Although the Japan Communist Party had been outlawed and forced underground immediately after its foundation in 1922, it continued to gather strength and membership in the volatile social and economic climate of the 1920s Taishō period.
Alarmed by gains that those parties made in the Diet of Japan, the conservative government of Prime Minister Giichi Tanaka, which had retained its majority by only one seat, evoked the provisions of the 1925 Peace Preservation Law and ordered the mass arrest of known communists and socialists and suspected communist and socialist sympathizers.
[1] About 500 of those arrested were eventually prosecuted in a series of open trials held by the Tokyo District Court starting on 15 June 1932, with sentencing on 2 July 1932.

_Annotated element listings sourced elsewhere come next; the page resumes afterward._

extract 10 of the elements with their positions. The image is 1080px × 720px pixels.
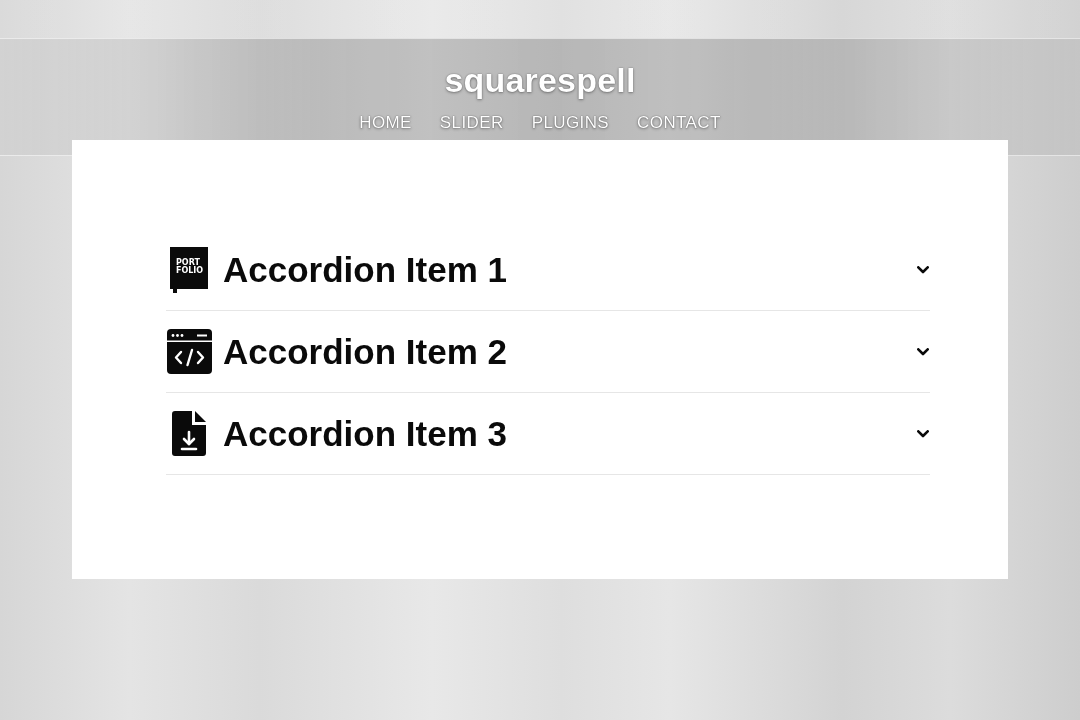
nav-link[interactable]: HOME xyxy=(359,113,412,133)
nav-link[interactable]: PLUGINS xyxy=(531,113,610,133)
accordion-header[interactable]: PORT FOLIO Accordion Item 1 xyxy=(166,229,930,310)
nav-link[interactable]: CONTACT xyxy=(637,113,721,133)
nav-link[interactable]: SLIDER xyxy=(439,113,504,133)
file-download-icon xyxy=(172,411,206,456)
site-logo[interactable]: squarespell xyxy=(444,61,636,99)
accordion-header[interactable]: Accordion Item 3 xyxy=(166,393,930,474)
code-window-icon xyxy=(166,329,212,374)
accordion-header[interactable]: Accordion Item 2 xyxy=(166,311,930,392)
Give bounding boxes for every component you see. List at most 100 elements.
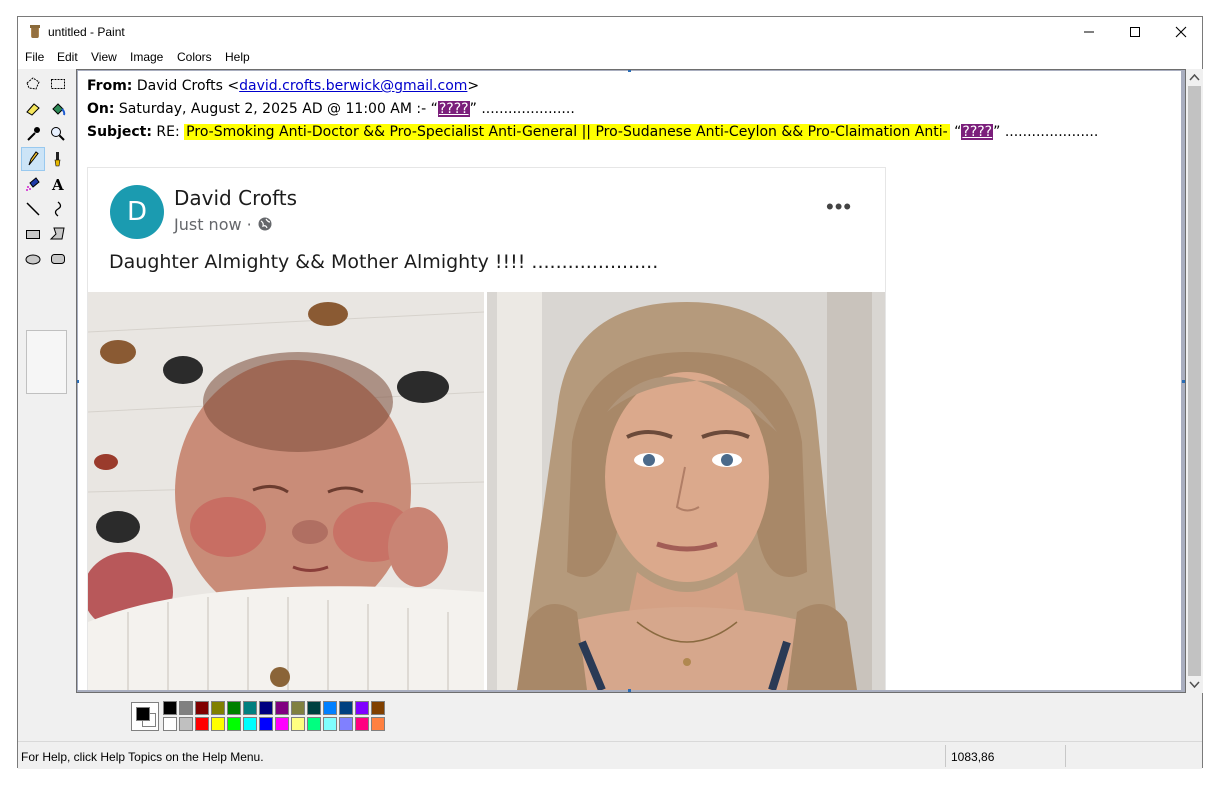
tool-line[interactable] — [21, 197, 45, 221]
on-mark: ???? — [437, 101, 470, 117]
line-icon — [26, 202, 40, 216]
color-swatch[interactable] — [323, 701, 337, 715]
foreground-color[interactable] — [136, 707, 150, 721]
tool-curve[interactable] — [46, 197, 70, 221]
scroll-thumb[interactable] — [1188, 86, 1201, 676]
menu-help[interactable]: Help — [225, 50, 250, 64]
fill-bucket-icon — [52, 103, 66, 116]
paint-window: untitled - Paint File Edit View Image Co… — [17, 16, 1203, 769]
on-tail: ” ..................... — [469, 101, 575, 117]
scroll-up-icon[interactable] — [1186, 70, 1203, 85]
free-select-icon — [26, 77, 40, 90]
drawing-canvas[interactable]: From: David Crofts <david.crofts.berwick… — [78, 71, 1181, 690]
scroll-down-icon[interactable] — [1186, 677, 1203, 692]
maximize-icon — [1130, 27, 1140, 37]
resize-handle-left[interactable] — [77, 380, 79, 383]
color-swatch[interactable] — [195, 717, 209, 731]
baby-photo — [88, 292, 484, 690]
current-colors[interactable] — [131, 702, 159, 731]
color-swatch[interactable] — [243, 701, 257, 715]
color-swatch[interactable] — [227, 717, 241, 731]
color-swatch[interactable] — [259, 717, 273, 731]
tool-select[interactable] — [46, 72, 70, 96]
color-swatch[interactable] — [275, 717, 289, 731]
email-from-line: From: David Crofts <david.crofts.berwick… — [87, 78, 479, 94]
rectangle-icon — [26, 230, 40, 239]
tool-rounded-rectangle[interactable] — [46, 247, 70, 271]
subject-prefix: RE: — [156, 124, 185, 140]
color-swatch[interactable] — [227, 701, 241, 715]
menu-colors[interactable]: Colors — [177, 50, 212, 64]
color-swatch[interactable] — [179, 701, 193, 715]
rect-select-icon — [51, 79, 65, 89]
ellipse-icon — [25, 254, 41, 265]
color-swatch[interactable] — [179, 717, 193, 731]
color-swatch[interactable] — [211, 717, 225, 731]
color-swatch[interactable] — [339, 701, 353, 715]
color-swatch[interactable] — [355, 701, 369, 715]
polygon-icon — [49, 227, 65, 240]
color-swatch[interactable] — [291, 701, 305, 715]
color-swatch[interactable] — [371, 701, 385, 715]
pencil-icon — [28, 151, 39, 166]
color-swatch[interactable] — [307, 717, 321, 731]
color-swatch[interactable] — [291, 717, 305, 731]
canvas-area: From: David Crofts <david.crofts.berwick… — [76, 69, 1186, 693]
tool-pick-color[interactable] — [21, 122, 45, 146]
resize-handle-bottom[interactable] — [628, 689, 631, 692]
tool-free-form-select[interactable] — [21, 72, 45, 96]
tool-options-box[interactable] — [26, 330, 67, 394]
status-separator — [945, 745, 946, 767]
color-swatch[interactable] — [371, 717, 385, 731]
resize-handle-top[interactable] — [628, 70, 631, 72]
rounded-rect-icon — [51, 254, 65, 264]
tool-polygon[interactable] — [46, 222, 70, 246]
color-swatch[interactable] — [243, 717, 257, 731]
tool-rectangle[interactable] — [21, 222, 45, 246]
tool-fill[interactable] — [46, 97, 70, 121]
color-swatch[interactable] — [355, 717, 369, 731]
menu-view[interactable]: View — [91, 50, 117, 64]
color-swatch[interactable] — [211, 701, 225, 715]
resize-handle-right[interactable] — [1182, 380, 1185, 383]
close-icon — [1175, 26, 1187, 38]
color-swatch[interactable] — [259, 701, 273, 715]
menu-image[interactable]: Image — [130, 50, 163, 64]
tool-pencil[interactable] — [21, 147, 45, 171]
minimize-button[interactable] — [1066, 17, 1112, 47]
tool-ellipse[interactable] — [21, 247, 45, 271]
svg-text:A: A — [51, 176, 64, 193]
tool-brush[interactable] — [46, 147, 70, 171]
subject-highlight: Pro-Smoking Anti-Doctor && Pro-Specialis… — [184, 124, 950, 140]
from-close: > — [467, 78, 480, 94]
from-email-link: david.crofts.berwick@gmail.com — [239, 78, 468, 94]
color-swatch[interactable] — [339, 717, 353, 731]
color-swatch[interactable] — [307, 701, 321, 715]
color-swatch[interactable] — [163, 717, 177, 731]
color-swatch[interactable] — [323, 717, 337, 731]
color-swatch[interactable] — [195, 701, 209, 715]
subject-label: Subject: — [87, 124, 152, 140]
color-swatch[interactable] — [275, 701, 289, 715]
status-help-text: For Help, click Help Topics on the Help … — [21, 750, 264, 764]
close-button[interactable] — [1158, 17, 1204, 47]
tool-airbrush[interactable] — [21, 172, 45, 196]
woman-image — [487, 292, 885, 690]
subject-open: “ — [949, 124, 962, 140]
tool-magnifier[interactable] — [46, 122, 70, 146]
paint-app-icon — [30, 25, 40, 38]
color-swatch[interactable] — [163, 701, 177, 715]
vertical-scrollbar[interactable] — [1186, 69, 1203, 693]
menu-file[interactable]: File — [25, 50, 44, 64]
avatar: D — [110, 185, 164, 239]
menu-edit[interactable]: Edit — [57, 50, 78, 64]
tool-text[interactable]: A — [46, 172, 70, 196]
menu-bar: File Edit View Image Colors Help — [18, 47, 1202, 69]
maximize-button[interactable] — [1112, 17, 1158, 47]
color-palette — [18, 693, 1202, 741]
post-time-text: Just now · — [174, 215, 252, 234]
tool-eraser[interactable] — [21, 97, 45, 121]
globe-icon — [258, 217, 272, 231]
title-bar[interactable]: untitled - Paint — [18, 17, 1202, 47]
curve-icon — [54, 201, 62, 217]
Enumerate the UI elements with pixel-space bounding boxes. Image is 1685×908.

With its connections with the labor movement and other left-wing political parties revealed, the government was able to order the dissolution of the Rōdō Nōmintō (Labor-Farmer Party), the Zen Nihon Musan Seinen Dōmei (All-Japan Proletarian Youth League), and the Nihon Rōdō Kumiai Hyōgikai (Council of Japanese Labor Unions).
Perhaps more importantly, as a consequence of the trials, Prime Minister Tanaka was able to pass legislation to add the provision for the death penalty to the already-draconian Peace Preservation Laws.